EDITORIAL: Indiana Senate should OK smoking ban
This could be, and should be, the year for Indiana to finally adopt a ban on smoking in public places.
State Rep. Charlie Brown, D-Gary, has made this smoking ban one of his primary pursuits, and for good reason.
Everyone knows the harmful effects of smoking. If it harms the smoker, well, the smoker knew what the risks were before lighting up. But nonsmokers deserve protection from those noxious fumes.
Combine the studies showing secondhand smoke's effects on lung cancer and heart disease, and a total of around 50,000 Americans die each year because of someone else's smoking habit.
The major obstacle to adopting a local ban on smoking is business owners' fear that customers who smoke would go to a competitor in a nearby community instead. But if a statewide ban is put in place, that would no longer be a problem.
With the exception of Kentucky, a tobacco-producing state which isn't known for being a bastion of healthy lifestyles anyway, Indiana is encircled by states with smoking bans. In fact, Indiana is one of only 11 states with no statewide ban on smoking in public places indoors.

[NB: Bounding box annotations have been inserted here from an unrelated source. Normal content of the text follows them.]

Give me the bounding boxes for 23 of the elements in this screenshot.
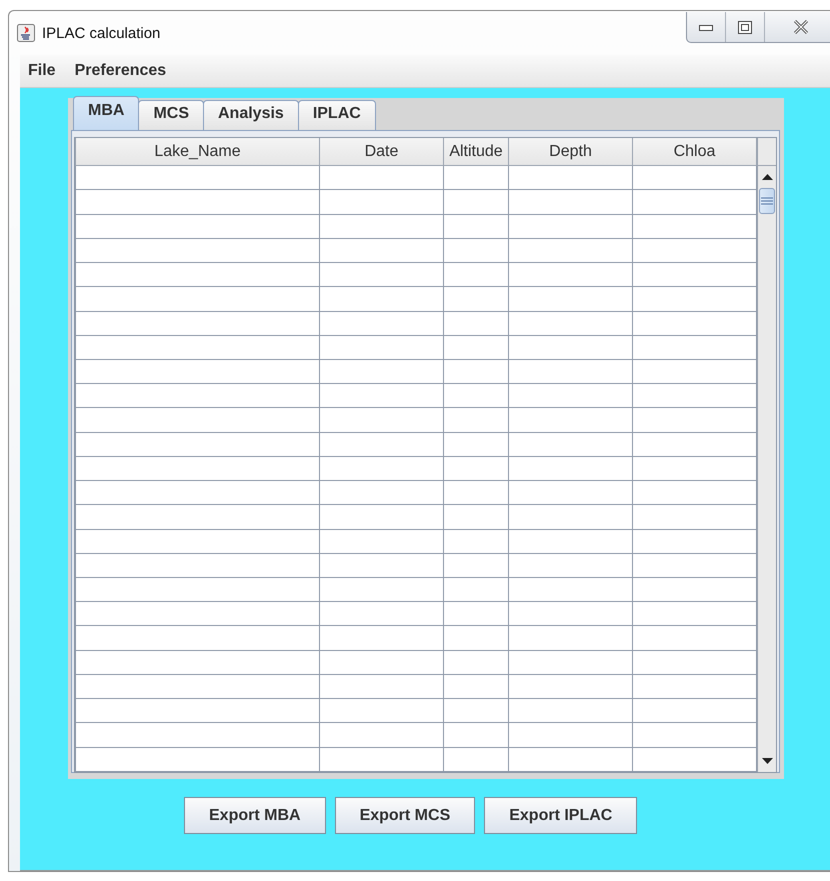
tab[interactable]: MBA (73, 96, 140, 130)
close-icon[interactable] (793, 20, 809, 34)
column-header[interactable]: Depth (508, 138, 632, 166)
column-header[interactable]: Date (320, 138, 444, 166)
export-button[interactable]: Export IPLAC (484, 797, 638, 834)
scroll-up-icon[interactable] (762, 174, 772, 180)
tab[interactable]: MCS (138, 100, 204, 130)
minimize-icon[interactable] (699, 23, 713, 31)
scroll-down-icon[interactable] (762, 758, 772, 764)
menu-item[interactable]: Preferences (74, 62, 166, 80)
column-header[interactable]: Chloa (632, 138, 756, 166)
export-button[interactable]: Export MCS (334, 797, 476, 834)
scrollbar[interactable] (757, 138, 776, 772)
maximize-icon[interactable] (738, 20, 752, 34)
column-header[interactable]: Lake_Name (76, 138, 320, 166)
tab[interactable]: Analysis (203, 100, 299, 130)
export-button[interactable]: Export MBA (184, 797, 326, 834)
window-title: IPLAC calculation (42, 24, 160, 42)
column-header[interactable]: Altitude (444, 138, 508, 166)
grip-icon[interactable] (761, 197, 773, 205)
tab[interactable]: IPLAC (298, 100, 376, 130)
menu-item[interactable]: File (28, 62, 56, 80)
app-icon (17, 24, 35, 42)
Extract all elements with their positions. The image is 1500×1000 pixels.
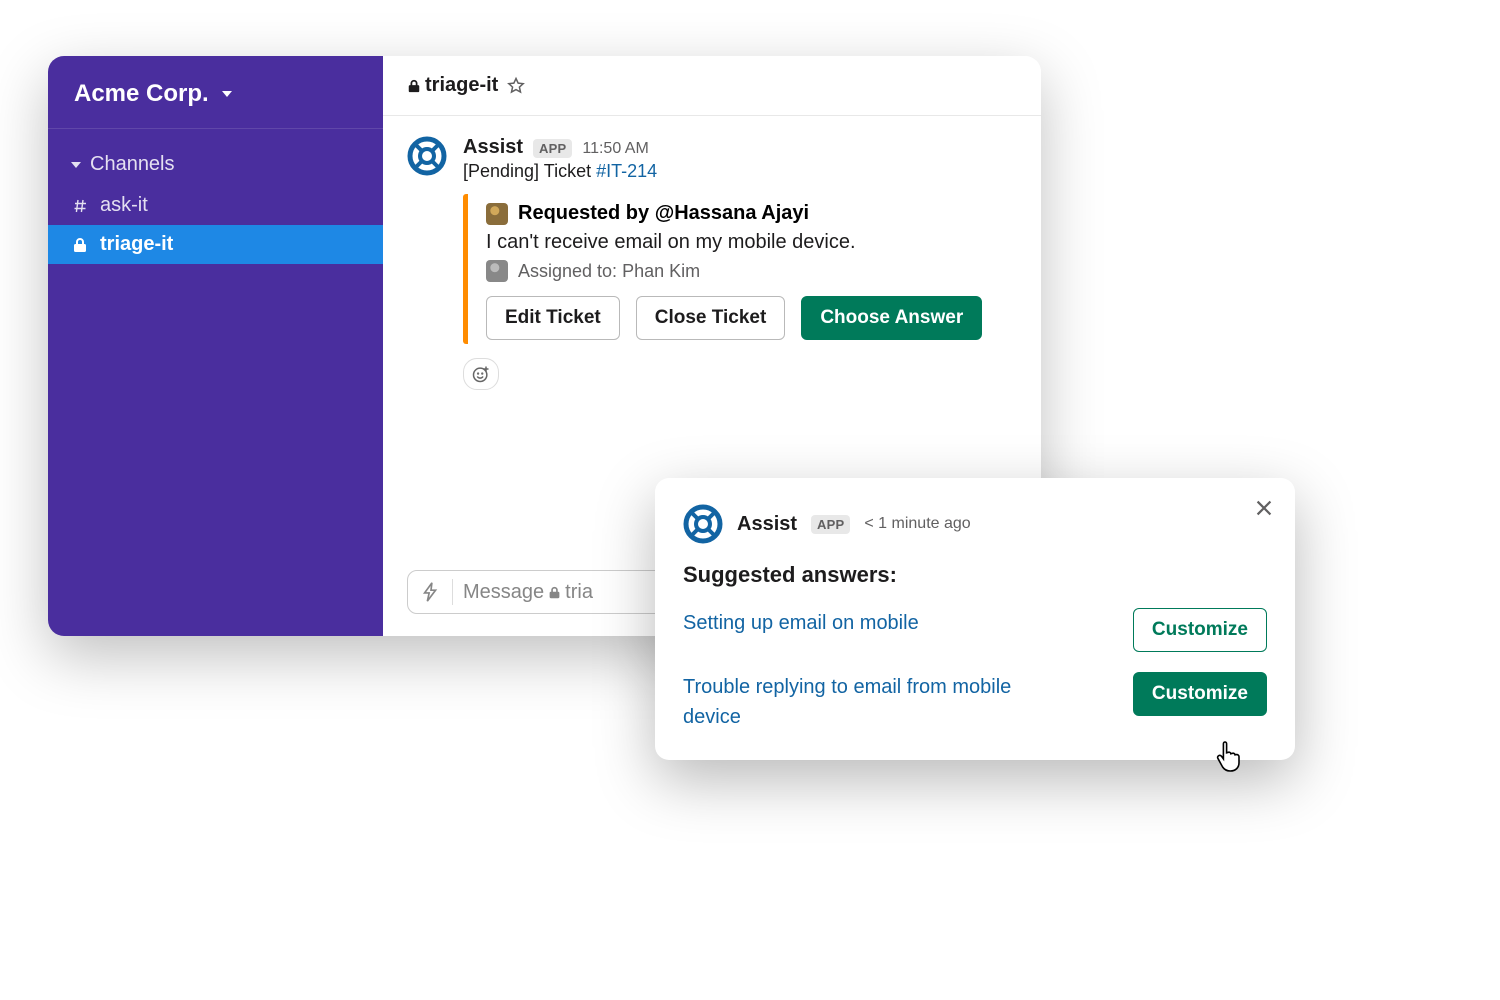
hash-icon	[72, 198, 88, 214]
ticket-body: I can't receive email on my mobile devic…	[486, 231, 1017, 254]
answer-row: Setting up email on mobile Customize	[683, 608, 1267, 652]
caret-down-icon	[70, 159, 82, 171]
lifering-icon	[407, 136, 447, 176]
close-ticket-button[interactable]: Close Ticket	[636, 296, 786, 340]
answer-link[interactable]: Setting up email on mobile	[683, 608, 919, 638]
requested-by: Requested by @Hassana Ajayi	[518, 202, 809, 225]
channel-header: triage-it	[383, 56, 1041, 116]
lifering-icon	[683, 504, 723, 544]
ticket-link[interactable]: #IT-214	[596, 161, 657, 181]
status-prefix: [Pending] Ticket	[463, 161, 596, 181]
answer-link[interactable]: Trouble replying to email from mobile de…	[683, 672, 1063, 732]
ticket-attachment: Requested by @Hassana Ajayi I can't rece…	[463, 194, 1017, 344]
message: Assist APP 11:50 AM [Pending] Ticket #IT…	[407, 136, 1017, 344]
popup-title: Suggested answers:	[683, 562, 1267, 588]
workspace-name: Acme Corp.	[74, 80, 209, 108]
channel-title[interactable]: triage-it	[407, 74, 498, 97]
sidebar-item-triage-it[interactable]: triage-it	[48, 225, 383, 264]
lock-icon	[72, 237, 88, 253]
message-author[interactable]: Assist	[463, 136, 523, 159]
app-badge: APP	[533, 139, 572, 158]
channel-label: triage-it	[100, 233, 173, 256]
channel-label: ask-it	[100, 194, 148, 217]
app-badge: APP	[811, 515, 850, 534]
popup-author: Assist	[737, 513, 797, 536]
star-icon[interactable]	[506, 76, 526, 96]
answer-row: Trouble replying to email from mobile de…	[683, 672, 1267, 732]
sidebar: Acme Corp. Channels ask-it triage-it	[48, 56, 383, 636]
customize-button-1[interactable]: Customize	[1133, 608, 1267, 652]
channels-section-label: Channels	[90, 153, 175, 176]
channels-section-header[interactable]: Channels	[48, 129, 383, 186]
lock-icon	[548, 586, 561, 599]
workspace-switcher[interactable]: Acme Corp.	[48, 56, 383, 129]
edit-ticket-button[interactable]: Edit Ticket	[486, 296, 620, 340]
add-reaction-button[interactable]	[463, 358, 499, 390]
requester-avatar	[486, 203, 508, 225]
smile-plus-icon	[471, 364, 491, 384]
close-popup-button[interactable]	[1251, 496, 1277, 522]
suggested-answers-popup: Assist APP < 1 minute ago Suggested answ…	[655, 478, 1295, 760]
popup-time: < 1 minute ago	[864, 515, 970, 533]
assigned-to: Assigned to: Phan Kim	[518, 261, 700, 282]
channel-title-text: triage-it	[425, 74, 498, 97]
message-body: Assist APP 11:50 AM [Pending] Ticket #IT…	[463, 136, 1017, 344]
customize-button-2[interactable]: Customize	[1133, 672, 1267, 716]
choose-answer-button[interactable]: Choose Answer	[801, 296, 982, 340]
message-subject: [Pending] Ticket #IT-214	[463, 161, 1017, 182]
assignee-avatar	[486, 260, 508, 282]
divider	[452, 579, 453, 605]
shortcut-bolt-icon[interactable]	[420, 581, 442, 603]
sidebar-item-ask-it[interactable]: ask-it	[48, 186, 383, 225]
message-time: 11:50 AM	[582, 140, 648, 158]
close-icon	[1253, 497, 1275, 519]
composer-placeholder: Message tria	[463, 581, 593, 604]
lock-icon	[407, 79, 421, 93]
chevron-down-icon	[219, 86, 235, 102]
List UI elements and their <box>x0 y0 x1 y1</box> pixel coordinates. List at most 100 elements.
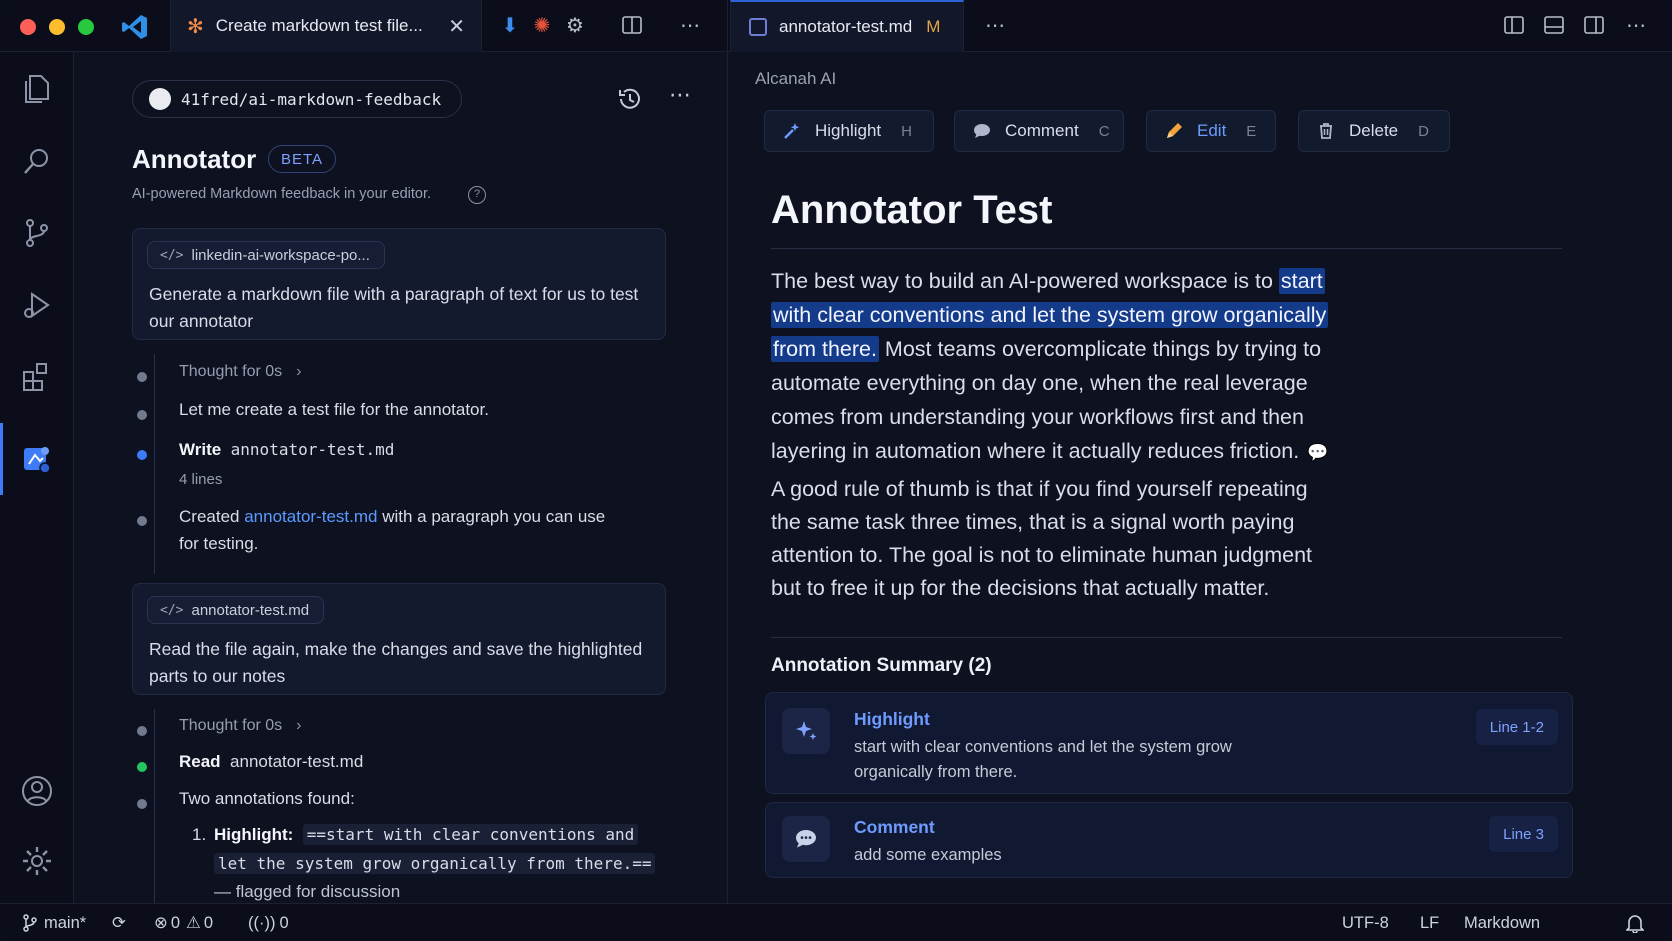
annotation-card[interactable]: Highlight start with clear conventions a… <box>765 692 1573 794</box>
summary-divider <box>771 637 1562 638</box>
run-debug-icon[interactable] <box>18 286 56 324</box>
comment-shortcut: C <box>1098 122 1110 140</box>
list-item-trail: — flagged for discussion <box>214 882 401 901</box>
created-suffix-2: for testing. <box>179 534 259 553</box>
toggle-secondary-sidebar-icon[interactable] <box>1582 14 1606 38</box>
explorer-icon[interactable] <box>18 70 56 108</box>
close-window-button[interactable] <box>20 19 36 35</box>
context-chip[interactable]: </> annotator-test.md <box>147 596 325 624</box>
thought-label: Thought for 0s <box>179 363 283 380</box>
highlighted-text[interactable]: with clear conventions and let the syste… <box>771 302 1329 328</box>
write-label: Write <box>179 440 222 459</box>
pencil-icon <box>1163 120 1185 142</box>
highlighted-text[interactable]: from there. <box>771 336 879 362</box>
vscode-window: ✻ Create markdown test file... ✕ ⬇ ✺ ⚙ ⋯… <box>0 0 1672 941</box>
thought-toggle[interactable]: Thought for 0s › <box>179 712 302 739</box>
edit-button[interactable]: Edit E <box>1146 110 1276 152</box>
annotation-card[interactable]: Comment add some examples Line 3 <box>765 802 1573 878</box>
markdown-editor: Alcanah AI Highlight H Comment C Edit E … <box>728 52 1672 903</box>
annotation-kind: Highlight <box>854 709 930 729</box>
tab-title: Create markdown test file... <box>215 16 423 35</box>
created-suffix: with a paragraph you can use <box>382 507 606 526</box>
message-text: Generate a markdown file with a paragrap… <box>149 284 639 331</box>
delete-label: Delete <box>1349 121 1399 140</box>
comment-icon <box>782 816 830 862</box>
read-step[interactable]: Read annotator-test.md <box>179 748 363 775</box>
step-dot <box>137 410 147 420</box>
user-message: </> linkedin-ai-workspace-po... Generate… <box>132 228 666 340</box>
settings-gear-icon[interactable] <box>18 842 56 880</box>
activity-bar <box>0 52 74 903</box>
search-icon[interactable] <box>18 142 56 180</box>
sync-icon[interactable]: ⟳ <box>112 904 126 941</box>
comment-button[interactable]: Comment C <box>954 110 1124 152</box>
step-dot-active <box>137 450 147 460</box>
thought-toggle[interactable]: Thought for 0s › <box>179 358 302 385</box>
paragraph-2[interactable]: A good rule of thumb is that if you find… <box>771 473 1331 605</box>
trash-icon <box>1315 120 1337 142</box>
panel-title: Annotator <box>132 144 257 174</box>
annotation-summary-title: Annotation Summary (2) <box>771 655 992 676</box>
burst-icon[interactable]: ✺ <box>530 14 554 38</box>
chevron-right-icon: › <box>296 363 302 380</box>
more-actions-icon[interactable]: ⋯ <box>678 14 702 38</box>
line-badge[interactable]: Line 1-2 <box>1475 709 1558 745</box>
breadcrumb[interactable]: Alcanah AI <box>755 69 836 89</box>
maximize-window-button[interactable] <box>78 19 94 35</box>
source-control-icon[interactable] <box>18 214 56 252</box>
created-step: Created annotator-test.md with a paragra… <box>179 503 659 557</box>
openai-icon[interactable]: ⚙ <box>563 14 587 38</box>
claude-spark-icon: ✻ <box>187 15 204 38</box>
code-icon: </> <box>160 247 184 263</box>
step-dot <box>137 372 147 382</box>
help-icon[interactable]: ? <box>468 186 486 204</box>
sidebar-more-icon[interactable]: ⋯ <box>669 82 692 108</box>
ports-indicator[interactable]: ((·)) 0 <box>248 904 289 941</box>
title-divider <box>771 248 1562 249</box>
more-tabs-icon[interactable]: ⋯ <box>983 14 1007 38</box>
tab-create-markdown[interactable]: ✻ Create markdown test file... ✕ <box>170 0 482 52</box>
sparkle-wand-icon <box>781 120 803 142</box>
bookmark-icon[interactable]: ⬇ <box>498 14 522 38</box>
comment-label: Comment <box>1005 121 1079 140</box>
step-dot-done <box>137 762 147 772</box>
line-badge[interactable]: Line 3 <box>1489 816 1558 852</box>
error-icon: ⊗ <box>154 914 168 932</box>
status-bar: main* ⟳ ⊗ 0 ⚠ 0 ((·)) 0 UTF-8 LF Markdown <box>0 903 1672 941</box>
created-file-link[interactable]: annotator-test.md <box>244 507 377 526</box>
highlighted-text[interactable]: start <box>1278 268 1325 294</box>
highlight-button[interactable]: Highlight H <box>764 110 934 152</box>
delete-shortcut: D <box>1418 122 1429 140</box>
window-more-icon[interactable]: ⋯ <box>1624 14 1648 38</box>
paragraph-1[interactable]: The best way to build an AI-powered work… <box>771 264 1331 470</box>
toggle-primary-sidebar-icon[interactable] <box>1502 14 1526 38</box>
modified-indicator: M <box>926 17 941 36</box>
write-lines: 4 lines <box>179 471 223 488</box>
write-file: annotator-test.md <box>230 440 395 459</box>
tab-annotator-test[interactable]: annotator-test.md M <box>730 0 964 52</box>
step-text: Two annotations found: <box>179 789 355 808</box>
delete-button[interactable]: Delete D <box>1298 110 1450 152</box>
edit-shortcut: E <box>1246 122 1257 140</box>
problems-indicator[interactable]: ⊗ 0 ⚠ 0 <box>154 904 213 941</box>
toggle-panel-icon[interactable] <box>1542 14 1566 38</box>
extensions-icon[interactable] <box>18 358 56 396</box>
annotator-extension-icon[interactable] <box>18 440 56 478</box>
eol-indicator[interactable]: LF <box>1420 904 1439 941</box>
accounts-icon[interactable] <box>18 772 56 810</box>
list-number: 1. <box>192 825 207 844</box>
split-panel-icon[interactable] <box>620 14 644 38</box>
highlight-shortcut: H <box>901 122 912 140</box>
notifications-bell-icon[interactable] <box>1626 904 1644 941</box>
branch-indicator[interactable]: main* <box>22 904 86 941</box>
write-step[interactable]: Write annotator-test.md <box>179 436 394 463</box>
language-indicator[interactable]: Markdown <box>1464 904 1540 941</box>
encoding-indicator[interactable]: UTF-8 <box>1342 904 1389 941</box>
history-icon[interactable] <box>617 86 643 117</box>
context-chip[interactable]: </> linkedin-ai-workspace-po... <box>147 241 385 269</box>
repo-selector[interactable]: 41fred/ai-markdown-feedback <box>132 80 463 118</box>
minimize-window-button[interactable] <box>49 19 65 35</box>
close-tab-icon[interactable]: ✕ <box>448 14 465 39</box>
comment-marker-icon[interactable]: 💬 <box>1307 436 1328 470</box>
vscode-logo-icon <box>122 15 147 39</box>
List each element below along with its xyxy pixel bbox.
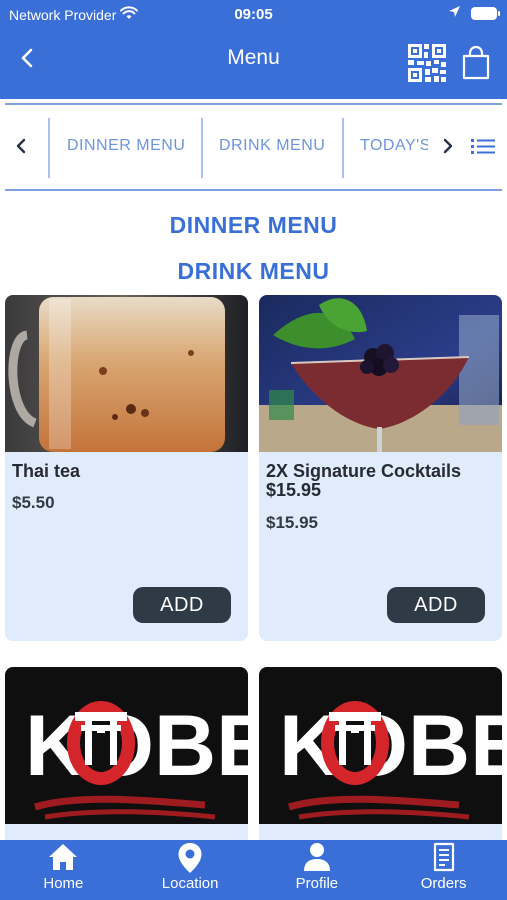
product-image-kobe-logo: KOBE: [5, 667, 248, 824]
tab-separator: [342, 118, 344, 178]
product-price: $15.95: [266, 513, 318, 532]
qr-code-icon: [407, 44, 447, 87]
list-icon: [471, 137, 495, 160]
orders-receipt-icon: [380, 842, 507, 872]
tabs-top-divider: [5, 103, 502, 105]
chevron-left-icon: [16, 138, 26, 159]
navigation-bar: Menu: [0, 36, 507, 86]
product-image-kobe-logo: KOBE: [259, 667, 502, 824]
product-card[interactable]: KOBE: [259, 667, 502, 847]
status-bar: Network Provider 09:05: [0, 0, 507, 28]
home-icon: [0, 842, 127, 872]
tab-drink-menu[interactable]: DRINK MENU: [219, 137, 325, 155]
product-price: $5.50: [12, 493, 55, 512]
status-time: 09:05: [234, 6, 273, 23]
bottom-tab-bar: Home Location Profile Orders: [0, 840, 507, 900]
battery-icon: [471, 6, 500, 20]
product-card[interactable]: Thai tea $5.50 ADD: [5, 295, 248, 641]
product-name: 2X Signature Cocktails $15.95: [266, 461, 462, 500]
shopping-bag-button[interactable]: [461, 45, 491, 81]
tab-separator: [48, 118, 50, 178]
tab-home[interactable]: Home: [0, 840, 127, 900]
chevron-right-icon: [443, 138, 453, 159]
tab-todays[interactable]: TODAY'S: [360, 137, 428, 155]
qr-code-button[interactable]: [407, 43, 447, 83]
profile-icon: [254, 842, 381, 872]
tab-orders[interactable]: Orders: [380, 840, 507, 900]
section-title-drink-menu: DRINK MENU: [177, 258, 330, 284]
tab-profile-label: Profile: [295, 875, 339, 892]
location-arrow-icon: [448, 5, 461, 21]
logo-text: KOBE: [279, 698, 502, 794]
add-to-cart-button[interactable]: ADD: [133, 587, 231, 623]
product-image-cocktail: [259, 295, 502, 452]
tab-location[interactable]: Location: [127, 840, 254, 900]
tab-location-label: Location: [161, 875, 219, 892]
add-to-cart-button[interactable]: ADD: [387, 587, 485, 623]
product-card[interactable]: KOBE: [5, 667, 248, 847]
tab-orders-label: Orders: [420, 875, 467, 892]
product-card[interactable]: 2X Signature Cocktails $15.95 $15.95 ADD: [259, 295, 502, 641]
section-title-dinner-menu: DINNER MENU: [169, 212, 338, 238]
product-name: Thai tea: [12, 461, 81, 481]
app-header: Network Provider 09:05 Menu: [0, 0, 507, 99]
category-tabs: DINNER MENU DRINK MENU TODAY'S: [0, 106, 507, 190]
status-right: [448, 5, 500, 21]
tab-separator: [201, 118, 203, 178]
tabs-next-button[interactable]: [436, 136, 460, 160]
shopping-bag-icon: [461, 45, 491, 85]
tabs-scroll-area: DINNER MENU DRINK MENU TODAY'S: [48, 118, 428, 178]
tab-profile[interactable]: Profile: [254, 840, 381, 900]
tabs-bottom-divider: [5, 189, 502, 191]
tabs-prev-button[interactable]: [9, 136, 33, 160]
logo-text: KOBE: [25, 698, 248, 794]
tab-dinner-menu[interactable]: DINNER MENU: [67, 137, 185, 155]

Even within Indiana, smoking bans are in place in many localities.
In Northwest Indiana, Chesterton, Crown Point, Lowell and Valparaiso have smoking bans in place. Just last week, the new Tri-Township Consolidated School Corp. in LaPorte County adopted a no-smoking policy for school buildings, buses and grounds.
Now that House Bill 1149, which would ban smoking in public, has passed the House, it faces a vote today before the Senate Public Policy Committee. Brown said committee Chairman Ron Alting, R-Lafayette, has assured him the legislation will be sent the Senate floor.
"It may not get out in its current form, but it will get out of committee," Brown told Times Statehouse Bureau Chief Dan Carden recently.
Gov. Mitch Daniels has said he hopes the General Assembly will send him a bill with as few exemptions as possible. The Senate should do just that.
The Senate has extinguished the proposed smoking ban five times before. This year, it should approve it.
For the sake of Hoosiers whose life is harmed by secondary smoke, make the smoking ban happen.